Stakeholders’ Stand on Healthcare
Stakeholders in healthcare are the government, insurance companies, medical practitioners and the people. As it stands, insurance companies are controlling the industry. They determine what they deduct from their clients’ salaries and what doctors are to be paid for their services (Shi & Singh, 2008). Obviously, they want to maintain the status quo. I think the government, however, needs to provide health insurance to its citizens and leave employers out of the health business since retaining their involvement only serves to make healthcare purchased out-of-pocket overly expensive, especially considering such services are purchased with income after tax.
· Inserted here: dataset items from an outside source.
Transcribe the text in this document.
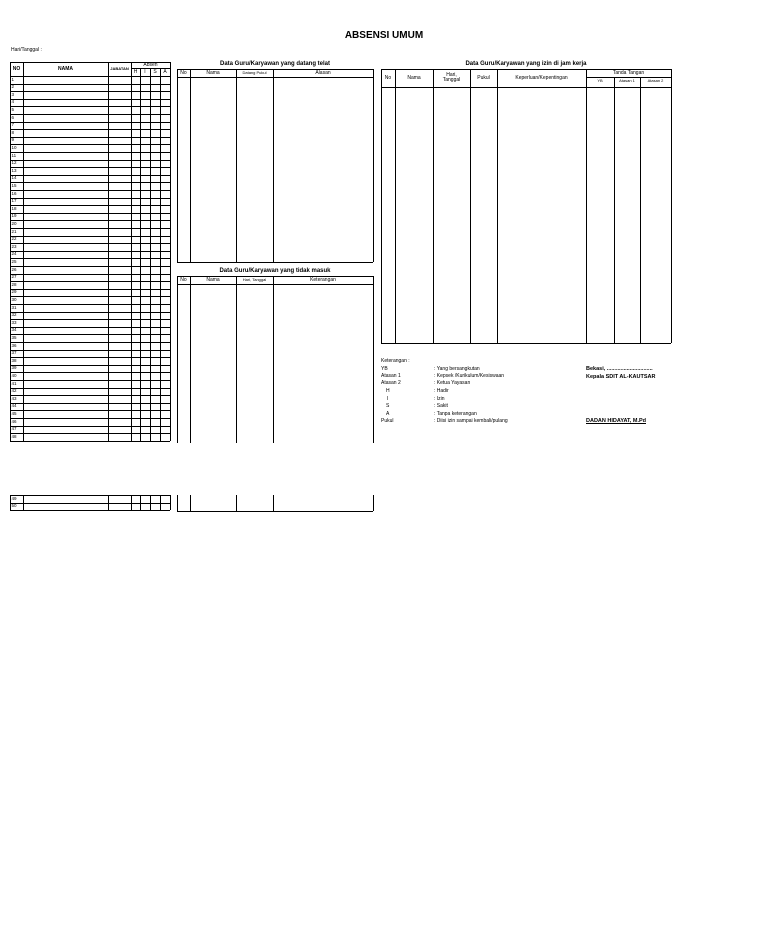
ABSENSI UMUM
Hari/Tanggal :
NO	NAMA	JABATAN
Absen
H	I	S	A
1
2
3
4
5
6
7
8
9
10
11
12
13
14
15
16
17
18
19
20
21
22
23
24
25
26
27
28
29
30
31
32
33
34
35
36
37
38
39
40
41
42
43
44
45
46
47
48
49
50
Data Guru/Karyawan yang datang telat
No	Nama	Datang Pukul	Alasan
Data Guru/Karyawan yang tidak masuk
No	Nama	Hari, Tanggal	Keterangan
Data Guru/Karyawan yang izin di jam kerja
No	Nama	Hari, Tanggal	Pukul	Keperluan/Kepentingan
Tanda Tangan
YB	Atasan 1	Atasan 2
Keterangan :
YB	: Yang bersangkutan
Atasan 1	: Kepsek /Kurikulum/Kesiswaan
Atasan 2	: Ketua Yayasan
H	: Hadir
I	: Izin
S	: Sakit
A	: Tanpa keterangan
Pukul	: Diisi izin sampai kembali/pulang
Bekasi, ..............................
Kepala SDIT AL-KAUTSAR
DADAN HIDAYAT, M.Pd
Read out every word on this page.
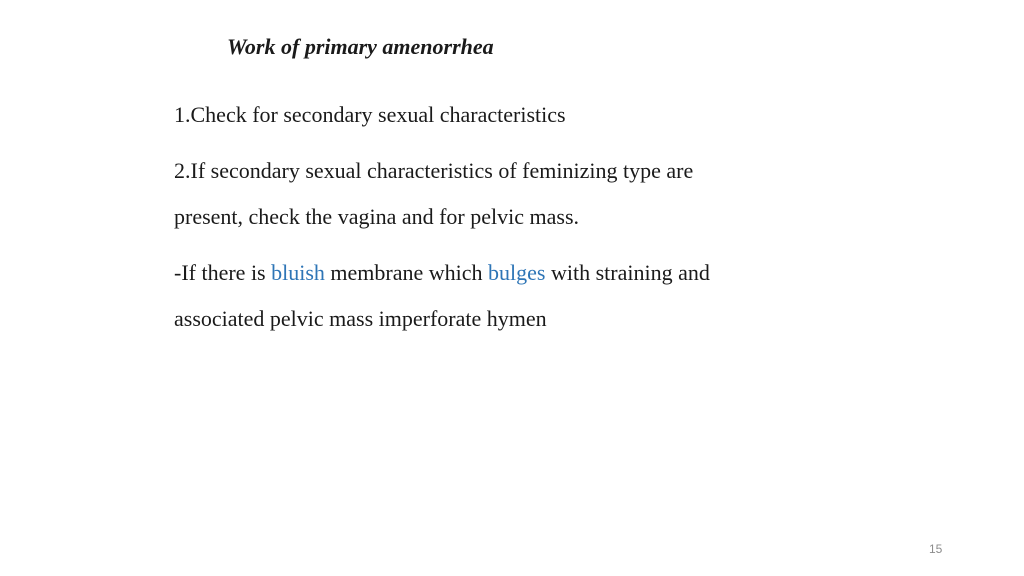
Work of primary amenorrhea

1.Check for secondary sexual characteristics

2.If secondary sexual characteristics of feminizing type are
present, check the vagina and for pelvic mass.

-If there is bluish membrane which bulges with straining and
associated pelvic mass imperforate hymen

15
The people want the cost of health services to be reduced. Health premiums are an additional burden in an already harsh economic environment. On their part, doctors would like deregulation such that they interact with their patients freely as this will inject innovation into the sector. Private practitioners are also calling on healthcare regulators to permit office physicians to carry out specialized tests using the latest technologies to accurately diagnose and treat diseases early enough (Shi & Singh, 2009). The US government is on a quest to overhaul the healthcare system since it is inefficient and out of reach for many citizens. The plan is to make Americans pay for their insurance and to have employers help in covering for their employees’ health insurance. This calls for many concessions on part of the government, insurance companies and the private sector.
The Most Important Stakeholders in the Healthcare System
In my opinion, the most important stakeholders in the American healthcare system are the people (the patients). However, this is not the way the system has perceived it. Patients have been conceived as assets for the benefit of insurance firms and hospital systems (Gorin, 2009). Without the patient, there would not be the need for a healthcare system; but advances in technology and bureaucracy have combined to lock out the earnest opinion of the stakeholders who should be driving and controlling the healthcare system.
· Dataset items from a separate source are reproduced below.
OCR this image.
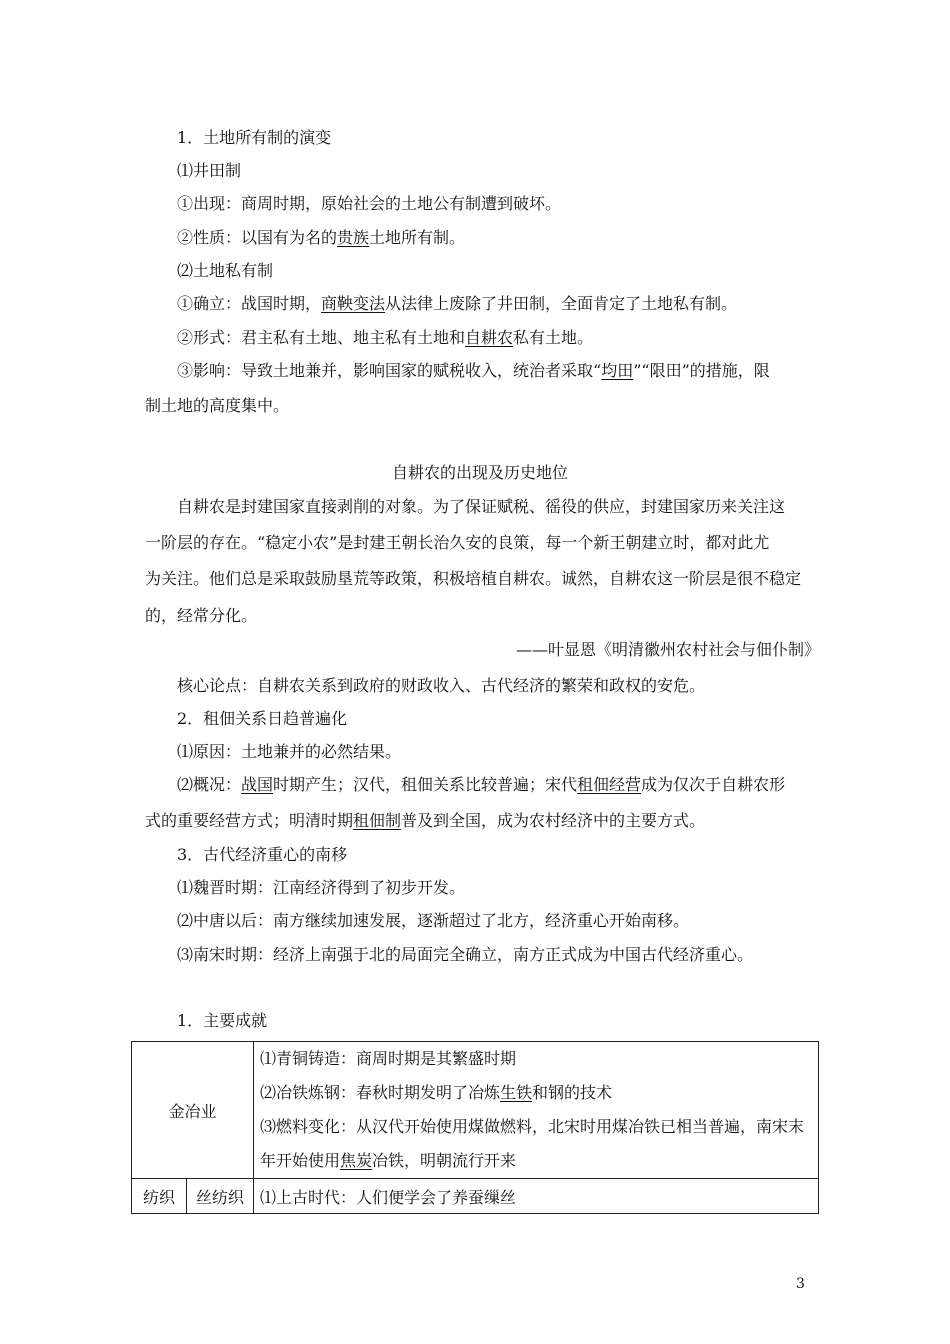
1．土地所有制的演变
⑴井田制
①出现：商周时期，原始社会的土地公有制遭到破坏。
②性质：以国有为名的贵族土地所有制。
⑵土地私有制
①确立：战国时期，商鞅变法从法律上废除了井田制，全面肯定了土地私有制。
②形式：君主私有土地、地主私有土地和自耕农私有土地。
③影响：导致土地兼并，影响国家的赋税收入，统治者采取“均田”“限田”的措施，限
制土地的高度集中。
自耕农的出现及历史地位
自耕农是封建国家直接剥削的对象。为了保证赋税、徭役的供应，封建国家历来关注这
一阶层的存在。“稳定小农”是封建王朝长治久安的良策，每一个新王朝建立时，都对此尤
为关注。他们总是采取鼓励垦荒等政策，积极培植自耕农。诚然，自耕农这一阶层是很不稳定
的，经常分化。
——叶显恩《明清徽州农村社会与佃仆制》
核心论点：自耕农关系到政府的财政收入、古代经济的繁荣和政权的安危。
2．租佃关系日趋普遍化
⑴原因：土地兼并的必然结果。
⑵概况：战国时期产生；汉代，租佃关系比较普遍；宋代租佃经营成为仅次于自耕农形
式的重要经营方式；明清时期租佃制普及到全国，成为农村经济中的主要方式。
3．古代经济重心的南移
⑴魏晋时期：江南经济得到了初步开发。
⑵中唐以后：南方继续加速发展，逐渐超过了北方，经济重心开始南移。
⑶南宋时期：经济上南强于北的局面完全确立，南方正式成为中国古代经济重心。
1．主要成就
金冶业		⑴青铜铸造：商周时期是其繁盛时期
⑵冶铁炼钢：春秋时期发明了冶炼生铁和钢的技术
⑶燃料变化：从汉代开始使用煤做燃料，北宋时用煤冶铁已相当普遍，南宋末年开始使用焦炭冶铁，明朝流行开来

纺织	丝纺织	⑴上古时代：人们便学会了养蚕缫丝
3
The government has a major role to play if America’s healthcare is to be streamlined (Hyde, 2009). It is the government, as the chief custodian of the people, to make sure that effective and relevant medical services are delivered to all citizens at a price they can afford. Despite the fact that excessive regulation of an industry kills innovation and competition, the government should put in place a mechanism to contain errant insurance companies and employers who arbitrarily fix costs of healthcare services by their own criteria (Hyde, 2009).
Reading this text has altered my perception about healthcare in general and the role of healthcare managers. Now more than ever, I appreciate that even though the healthcare industry needs to remain profitable, it has a very important role to play in helping humanity. Helping people who are unwell to get better and eventually be healed is a very special privilege. However, the responsibility of the physician or the healthcare manager does not stop at diagnosing and treating diseases and infections; they have an obligation to help people prevent diseases and stay healthy (Hyde, 2009).
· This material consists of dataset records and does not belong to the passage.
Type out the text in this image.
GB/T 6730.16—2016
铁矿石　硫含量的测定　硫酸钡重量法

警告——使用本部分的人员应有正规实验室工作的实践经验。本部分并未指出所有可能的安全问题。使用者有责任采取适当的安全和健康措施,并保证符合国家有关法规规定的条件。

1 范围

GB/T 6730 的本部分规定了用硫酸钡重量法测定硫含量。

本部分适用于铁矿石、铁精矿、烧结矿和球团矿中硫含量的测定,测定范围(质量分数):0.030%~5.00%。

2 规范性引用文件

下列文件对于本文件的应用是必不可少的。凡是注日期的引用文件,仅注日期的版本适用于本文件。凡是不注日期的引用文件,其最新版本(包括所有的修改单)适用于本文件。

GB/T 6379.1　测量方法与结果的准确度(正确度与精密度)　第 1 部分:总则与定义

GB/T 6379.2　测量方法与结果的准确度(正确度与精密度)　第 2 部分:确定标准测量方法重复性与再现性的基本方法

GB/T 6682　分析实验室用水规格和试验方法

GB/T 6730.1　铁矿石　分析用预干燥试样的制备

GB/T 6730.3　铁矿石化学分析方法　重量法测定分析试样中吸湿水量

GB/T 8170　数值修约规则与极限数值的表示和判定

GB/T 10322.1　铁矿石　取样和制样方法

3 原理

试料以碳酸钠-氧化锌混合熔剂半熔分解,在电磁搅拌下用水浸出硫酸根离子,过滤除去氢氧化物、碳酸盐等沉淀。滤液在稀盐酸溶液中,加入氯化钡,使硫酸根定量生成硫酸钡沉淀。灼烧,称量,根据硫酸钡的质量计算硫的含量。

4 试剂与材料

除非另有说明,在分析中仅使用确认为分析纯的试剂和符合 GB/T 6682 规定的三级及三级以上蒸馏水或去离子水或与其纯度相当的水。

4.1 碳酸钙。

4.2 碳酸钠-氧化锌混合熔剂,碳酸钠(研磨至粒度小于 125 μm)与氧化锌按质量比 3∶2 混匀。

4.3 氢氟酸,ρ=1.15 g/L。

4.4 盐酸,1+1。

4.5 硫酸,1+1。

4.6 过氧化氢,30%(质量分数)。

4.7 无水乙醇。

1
The text has also brought into my attention various critical aspects of the healthcare system in the United States that need to be addressed with urgency. The United States has the most expensive healthcare system in the entire world but it lags behind most developed nations in terms of infant mortality rates and average life expectancy (Hyde, 2009). There is therefore a need to optimize our healthcare system to take advantage of the massive biomedical and pharmacological research conducted here to better the quality of life of all citizens.